What is the Robot.txt file | Francesco Baldini

The Robots.txt file is one of the most important but often underestimated files a website should have.

Robots.txt can:

tell search engines which files of your site they can index
make some folders or type of file not visible to Google
help search engines with the crawling of your website
save resources of your web server
tell where your sitemap is
much more

This file tells the bots of a search engine, and other software, what they should or shouldn’t analyse.
A misuse of this file can easily bring a website to almost totally disappear from the Google index. It happens more frequently than you think, especially when a development version of the site goes live. In fact, developers and webmasters can forget to remove the directive which inhibits the website crawling.

A quick look at Robots.txt

Robots.txt is a simple text file, placed in the top-level directory of a website. Its goal is to suggest search engines and other spiders what files, pages or directories they can or can’t crawl.

The reason for a file not be crawled can be multiple:

- low-quality content
- competitive reasons
- not relevant pages

thank you pages
dynamically generated pages
admin pages
shopping cart
….

You need to consider that the robots.txt file can be read by anyone. In fact, it can be reached on /robot.txt on any domain and subdomain.
This means that you should NOT include sensitive pages in this file.

Most of the time the content of the robots.txt file is respected but, since they’re “directives”, suggestions, they can use pages included in this list even if you ask them not to.
Google, the main traffic driver of my readers, usually honours this file.

How you can use Robots.txt file

The main use of Robots.txt file is to “allow” or “disallow” URLs, such as pages, folders, certain types of file, to be crawled from search engines. Google, Bing, Yahoo and Yandex keep these directives into consideration, with some exception.

The file uses three main directives:
User-agent:
It tells which bot the following instructions are referred to.

Disallow:
Specifies the paths the bot should not be able to access to. If the path is not specified, this instruction is ignored.

Allow:
Specifies the paths the bot can have access to. If the path is not specified, this instruction is ignored.

This is how you should implement the robots.txt
User-agent: [bot name, * represent all the bots] Disallow: [file(s), file types, folder(s) you don't want to be crawled] Allow: [file(s), file types, folder(s) you want to be crawled]

Within the Google Search Console, you have the chance to verify if everything is fine or if the file blocks some important resources.

Disallow any bot to crawl your site
User-agent: * Disallow: /

Disallow one of the Google bots to crawl your cart page
User-agent: Googlebot Disallow: /cart

Indexing vs Crawling

Indexing and crawling have different meaning and it’s important to know the difference between the two processes.

Indexing is the process to include an URL to the search engine index, the page can be found with a specific query.
Crawling is the process of crawling a file (web page, image, document, etc), analysing it and, eventually, include the file to the search engine index.

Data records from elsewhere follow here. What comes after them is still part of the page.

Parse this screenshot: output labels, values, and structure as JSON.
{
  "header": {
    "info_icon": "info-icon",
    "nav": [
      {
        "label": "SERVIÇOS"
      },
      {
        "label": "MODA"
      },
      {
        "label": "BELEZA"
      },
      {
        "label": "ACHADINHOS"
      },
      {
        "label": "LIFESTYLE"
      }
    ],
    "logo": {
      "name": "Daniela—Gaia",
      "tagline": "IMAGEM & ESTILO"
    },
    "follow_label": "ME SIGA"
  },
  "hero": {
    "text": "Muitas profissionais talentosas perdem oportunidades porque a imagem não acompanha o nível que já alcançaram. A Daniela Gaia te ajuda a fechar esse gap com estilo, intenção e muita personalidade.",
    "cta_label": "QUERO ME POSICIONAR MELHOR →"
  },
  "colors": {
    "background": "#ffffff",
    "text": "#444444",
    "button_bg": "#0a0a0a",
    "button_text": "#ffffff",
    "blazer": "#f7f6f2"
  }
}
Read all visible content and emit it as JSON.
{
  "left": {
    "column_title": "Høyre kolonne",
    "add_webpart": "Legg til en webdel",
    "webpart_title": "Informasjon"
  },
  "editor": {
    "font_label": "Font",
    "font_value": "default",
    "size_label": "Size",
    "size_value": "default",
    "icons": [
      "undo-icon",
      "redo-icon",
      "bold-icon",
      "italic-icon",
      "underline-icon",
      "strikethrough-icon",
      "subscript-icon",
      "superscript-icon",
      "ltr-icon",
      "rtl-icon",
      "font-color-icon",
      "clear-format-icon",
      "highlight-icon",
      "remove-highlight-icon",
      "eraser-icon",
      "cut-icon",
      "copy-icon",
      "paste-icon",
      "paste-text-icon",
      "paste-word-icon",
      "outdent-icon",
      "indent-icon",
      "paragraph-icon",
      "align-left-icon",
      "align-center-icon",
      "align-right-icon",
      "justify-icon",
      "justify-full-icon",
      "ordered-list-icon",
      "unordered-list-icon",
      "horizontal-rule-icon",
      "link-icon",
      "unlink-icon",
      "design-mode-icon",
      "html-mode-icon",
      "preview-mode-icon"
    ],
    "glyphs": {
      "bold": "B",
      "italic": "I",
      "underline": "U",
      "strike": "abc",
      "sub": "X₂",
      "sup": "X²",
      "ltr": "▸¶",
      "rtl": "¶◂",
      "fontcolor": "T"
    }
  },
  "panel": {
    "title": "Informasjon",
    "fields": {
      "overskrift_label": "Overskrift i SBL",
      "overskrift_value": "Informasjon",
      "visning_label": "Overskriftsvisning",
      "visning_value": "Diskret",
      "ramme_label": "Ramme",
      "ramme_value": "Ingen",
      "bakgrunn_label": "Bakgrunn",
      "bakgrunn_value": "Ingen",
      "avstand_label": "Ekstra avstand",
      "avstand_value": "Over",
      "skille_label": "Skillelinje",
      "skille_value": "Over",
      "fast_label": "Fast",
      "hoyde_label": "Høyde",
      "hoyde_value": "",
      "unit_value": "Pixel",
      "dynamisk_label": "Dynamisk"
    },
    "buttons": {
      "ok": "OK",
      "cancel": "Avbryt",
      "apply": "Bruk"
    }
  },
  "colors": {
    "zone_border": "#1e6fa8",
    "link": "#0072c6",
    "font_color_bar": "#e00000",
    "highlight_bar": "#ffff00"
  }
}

This means that, if you don’t want to make an URL available in the search results, you should avoid the file to be crawled. If your file has been crawled once, you can still hide it from appearing in the search engine results page (with some other methods I’ll talk about in a future post).

Not crawling a file doesn’t automatically mean that the URL is not indexed. In fact, you can still see your file in the search results because of, for example, some backlinks it receives.

If the crawler finds an internal or external link to a file you labelled as “disallow”, the bot will analyse the file. But since it’s forbidden from the crawler analysis, it’ll not insert all the information (meta title, meta description, and other data) it usually includes.

This kind of indexing happens once the bot finds the file before it knows that this is a blocker resource. Once the bot finds this URL in the robots.txt, it’ll forbid the regular crawling, although the file is still technically indexed.
The URL can be reached via the site: query, without all the information a regular indexed page includes.

Sitemap in Robots.txt

To make sure Google and other search engines can find your sitemap, you can add it to the Robots.txt with the following directive:

Sitemap: https://www.domain.com/sitemap.xml